Watch out, Hirvonen warns Loeb

Beaten in this season's epic championship battle, BP Ford Abu Dhabi's Mikko Hirvonen is promising an even "bigger fight" next time around.

Sebastien Loeb of France raises an arm in triumph as he and his Citroen co-driver, Daniel Elena, celebrate winning the Rally Great Britain in Cardiff yesterday. The victory clinched Loeb's sixth consecutive World Rally Championship driver's crown by a single point over BP Ford Abu Dhabi's Mikko Hirvonen.
Powered by automated translation

He may have ended up the beaten man in this season's epic championship battle, but BP Ford Abu Dhabi's Mikko Hirvonen, who ended the season a point behind world champion Sebastien Loeb after finishing second in the Rally Great Britain title-decider, is promising an even "bigger fight" next time around. "Lots of small things went wrong at the start of the year and I know we will put them right for next season," said Hirvonen, 29. "It's going to be an even bigger fight and they had better watch out."

Having entered the Welsh season finale separated by a single point in the championship, Hirvonen and Loeb embraced the "winner takes all" scenario and delivered a spectacular two-man race for honours. Loeb, the reigning champion, led from the front, but Hirvonen, chasing a maiden world title, refused to give up. With only four stages scheduled in yesterday's final round, the Finn won the first two, chopping over 12 seconds off his rival's 30.2sec overnight lead.

But an unfortunate incident in stage 15, the event's penultimate test, ended Hirvonen's charge. The Finn's bonnet flipped up, completely shielding the driver's view of the road. The time Hirvonen took to stop, pin the bonnet down and get back up to full speed effectively turned a previously gripping showdown into a Loeb procession. "It's really disappointing for me, but that's how it is," said Hirvonen. "I have to forget this now and try again next year.

"We took a lot of time out of [Loeb] in the second stage, and maybe if everything had gone well I could have kept the pressure. I tried but [the bonnet incident] technically ended my fight." Malcolm Wilson, the dejected Ford team director, also predicted Hirvonen will utilise the painful lessons of this year's disappointment and, albeit belatedly, dethrone Loeb in 12 months time. "Sebastien knows Mikko is five or six years younger than him and knows how much stronger he has got this season," said Wilson.

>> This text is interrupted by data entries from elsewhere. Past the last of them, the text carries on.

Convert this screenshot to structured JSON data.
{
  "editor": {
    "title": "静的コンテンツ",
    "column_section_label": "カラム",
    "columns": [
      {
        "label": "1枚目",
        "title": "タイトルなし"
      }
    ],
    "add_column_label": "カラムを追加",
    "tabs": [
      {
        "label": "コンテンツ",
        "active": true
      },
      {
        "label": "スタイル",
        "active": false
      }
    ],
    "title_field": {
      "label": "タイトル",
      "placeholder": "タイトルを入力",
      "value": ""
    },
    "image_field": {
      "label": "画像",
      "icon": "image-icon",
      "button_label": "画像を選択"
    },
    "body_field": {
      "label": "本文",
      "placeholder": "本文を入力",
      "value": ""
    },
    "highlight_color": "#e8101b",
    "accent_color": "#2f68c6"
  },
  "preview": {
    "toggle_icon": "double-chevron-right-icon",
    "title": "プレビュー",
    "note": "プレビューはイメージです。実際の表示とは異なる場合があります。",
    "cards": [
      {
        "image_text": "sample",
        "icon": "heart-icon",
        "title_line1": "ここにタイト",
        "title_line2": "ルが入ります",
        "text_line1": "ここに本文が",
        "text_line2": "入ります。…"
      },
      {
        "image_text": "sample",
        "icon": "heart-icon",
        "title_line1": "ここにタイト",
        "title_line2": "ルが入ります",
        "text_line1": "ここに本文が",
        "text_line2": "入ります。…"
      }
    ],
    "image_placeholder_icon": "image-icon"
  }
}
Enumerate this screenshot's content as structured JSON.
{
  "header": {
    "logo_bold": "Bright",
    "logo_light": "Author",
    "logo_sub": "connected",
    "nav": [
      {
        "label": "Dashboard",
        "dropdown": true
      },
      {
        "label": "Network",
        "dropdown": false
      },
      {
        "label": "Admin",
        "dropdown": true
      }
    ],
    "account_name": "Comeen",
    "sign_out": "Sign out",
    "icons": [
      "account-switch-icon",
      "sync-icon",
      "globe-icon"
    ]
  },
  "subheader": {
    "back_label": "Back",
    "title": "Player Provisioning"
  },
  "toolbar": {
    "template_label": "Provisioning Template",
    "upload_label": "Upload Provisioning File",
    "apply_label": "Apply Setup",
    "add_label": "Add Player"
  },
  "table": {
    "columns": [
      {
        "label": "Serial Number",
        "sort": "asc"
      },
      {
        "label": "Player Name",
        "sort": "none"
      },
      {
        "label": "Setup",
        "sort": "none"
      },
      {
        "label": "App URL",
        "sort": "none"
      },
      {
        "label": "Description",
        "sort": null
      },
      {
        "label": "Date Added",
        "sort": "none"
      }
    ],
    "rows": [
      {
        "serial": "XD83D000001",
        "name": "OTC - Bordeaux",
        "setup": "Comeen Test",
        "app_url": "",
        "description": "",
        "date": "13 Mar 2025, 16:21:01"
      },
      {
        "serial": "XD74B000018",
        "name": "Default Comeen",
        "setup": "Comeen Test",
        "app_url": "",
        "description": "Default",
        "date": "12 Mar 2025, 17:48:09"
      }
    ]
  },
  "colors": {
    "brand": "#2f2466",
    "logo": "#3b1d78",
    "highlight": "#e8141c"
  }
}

"I'm really looking forward to 2010 and if you look at the way these two guys have performed on this rally, they have been a different class to be honest. "Mikko will keep on improving and he'll be even stronger next season," added Wilson. Hirvonen's Ford was the only non-Citroen in the rally's top four. Spain's Dani Sordo, who finished just a second behind Hirvonen, was third, while Petter Solberg, the 2003 world champion, was fourth. Henning Solberg, Petter's elder brother, finished fifth, with a pair of Fords behind him.

Stobart's Matthew Wilson finished sixth, some three-and-half minutes ahead of Rally Italy winner Jari-Matti Latvala, the only driver fast enough to break the astounding stranglehold of 11 victories Loeb and Hirvonen have shared in the WRC's 12-event season. "It's been a character building weekend," said a forlorn Latvala last night. The UAE's Sheikh Khalid al Qassimi, who suffered a broken drive shaft on Friday's opening leg, continued his recovery during yesterday's 80km of competitive stages.

The Emirati, 37, defied the slippery conditions to climb 34 places in the event's final two days and finished 20th overall. "It's been a good season, we've scored points, got faster and constantly improved," said al Qassimi. "With all the problems I've had this season I'm pleased. We need to keep going, things have got better and better but we're not there yet," he added. Elsewhere, Eyvind Brynildsen used his healthy overnight lead to play the percentages and stroll to the Production WRC title. "I'm only 21 and this is a very special moment for me," said Brynildsen, who finished ninth overall.